Optionally, the method may further include:

step 219, a training data set is obtained, where the training data set includes a plurality of training images, and a part of the target training images in the plurality of training images are labeled with corresponding category labels.

And step 220, training an initial model by using the training data set to obtain the comparison detection model.

In the embodiment of the present application, for steps 219 to 220, contrast learning is a technique for learning common features between similar examples and distinguishing differences between non-similar examples, because the contrast learning does not pay attention to how to determine specific class representations of the features, a small number of samples may be labeled in training data used for training (for example, 10% of the samples are labeled, i.e., class labels are added to 10% of the samples), the labeled samples may assist in training the model in a fine-tuning link, so that the model is matched with a recognition scene of a road foreign object, a contrast detection model after training may input two images and output similarity of the two images, and this idea makes recognition accuracy of the contrast learning not depend on training of a large number of labeled samples, and training cost of the model is low.

Optionally, step 220 may specifically include:

substep 2201, performing a data enhancement operation on the training images in the training data set to increase the number of the training images and obtain a target training data set, wherein the data enhancement operation comprises: at least one of cropping, resizing, recoloring, color distortion.

In the training link, more training images are needed for higher training effect, and how to further increase the number of the training images under the condition that the number of the acquired training images is limited.

Specifically, one training image may be subjected to one or any combination of two processing methods, such as cropping, resizing, recoloring, and color distortion, and the processed image may be used as a new training image, for example, a gray scale image obtained by performing gray scale processing on one training image may be used as a new training image.

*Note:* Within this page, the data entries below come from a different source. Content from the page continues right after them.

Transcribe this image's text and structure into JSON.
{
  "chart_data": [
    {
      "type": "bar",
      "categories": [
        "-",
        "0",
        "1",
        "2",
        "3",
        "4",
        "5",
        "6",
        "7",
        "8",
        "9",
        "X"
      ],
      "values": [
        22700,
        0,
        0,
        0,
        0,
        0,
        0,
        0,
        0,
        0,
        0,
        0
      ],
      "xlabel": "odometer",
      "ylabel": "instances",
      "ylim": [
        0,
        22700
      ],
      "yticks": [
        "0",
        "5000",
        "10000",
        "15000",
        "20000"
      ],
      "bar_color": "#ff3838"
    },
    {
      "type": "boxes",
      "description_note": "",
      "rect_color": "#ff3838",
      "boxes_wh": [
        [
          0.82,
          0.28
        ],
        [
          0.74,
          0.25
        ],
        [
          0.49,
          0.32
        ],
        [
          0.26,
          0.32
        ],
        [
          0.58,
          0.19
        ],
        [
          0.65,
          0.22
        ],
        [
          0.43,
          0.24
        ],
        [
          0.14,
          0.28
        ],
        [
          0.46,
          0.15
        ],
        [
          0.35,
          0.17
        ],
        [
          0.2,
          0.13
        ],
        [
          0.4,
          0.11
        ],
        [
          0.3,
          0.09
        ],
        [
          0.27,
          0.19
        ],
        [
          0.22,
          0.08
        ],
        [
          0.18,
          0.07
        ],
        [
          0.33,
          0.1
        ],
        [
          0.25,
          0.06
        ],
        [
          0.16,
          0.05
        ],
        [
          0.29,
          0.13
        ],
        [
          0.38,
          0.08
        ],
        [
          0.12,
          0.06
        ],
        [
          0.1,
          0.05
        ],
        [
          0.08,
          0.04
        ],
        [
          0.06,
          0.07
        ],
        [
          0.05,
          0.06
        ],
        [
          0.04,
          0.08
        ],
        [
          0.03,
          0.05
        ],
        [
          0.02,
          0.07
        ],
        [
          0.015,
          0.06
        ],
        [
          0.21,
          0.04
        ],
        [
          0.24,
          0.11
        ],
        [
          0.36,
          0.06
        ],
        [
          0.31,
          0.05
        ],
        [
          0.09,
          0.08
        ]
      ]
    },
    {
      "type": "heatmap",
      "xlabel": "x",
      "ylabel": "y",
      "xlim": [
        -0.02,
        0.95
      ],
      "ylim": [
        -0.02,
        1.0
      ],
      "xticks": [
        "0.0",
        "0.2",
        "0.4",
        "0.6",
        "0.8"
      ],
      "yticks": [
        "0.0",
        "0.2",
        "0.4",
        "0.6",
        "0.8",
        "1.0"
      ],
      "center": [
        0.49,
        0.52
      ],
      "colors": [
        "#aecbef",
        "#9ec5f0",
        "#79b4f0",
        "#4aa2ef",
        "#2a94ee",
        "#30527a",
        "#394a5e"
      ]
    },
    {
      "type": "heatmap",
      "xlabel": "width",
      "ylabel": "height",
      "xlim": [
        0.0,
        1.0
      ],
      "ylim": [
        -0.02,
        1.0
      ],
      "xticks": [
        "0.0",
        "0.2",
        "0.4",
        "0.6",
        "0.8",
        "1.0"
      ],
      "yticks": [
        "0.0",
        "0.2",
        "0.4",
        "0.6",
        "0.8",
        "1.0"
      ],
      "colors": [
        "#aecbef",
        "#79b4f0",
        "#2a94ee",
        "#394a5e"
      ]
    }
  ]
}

And a substep 2202 of pre-training the initial model through the target training data set to obtain a first model.

In the embodiment of the application, the initial model can be pre-trained through a full amount of samples in a target training data set to obtain a first model, the pre-training is to enable the model to rapidly learn common characteristics among similar examples through a large amount of samples, the difference among non-similar examples is distinguished, and the pre-training process can be performed through about 800 iterative training rounds.

And a substep 2203, performing fine tuning training on the first model through the target training image in the target training data set to obtain a second model.

After the first model is obtained through pre-training, fine tuning training (fine tuning) can be performed based on the characteristics of the labeled training image in the target training data set and the road foreign matter identification scene, so that the second model obtained after training can better meet the identification requirement in the road foreign matter identification scene.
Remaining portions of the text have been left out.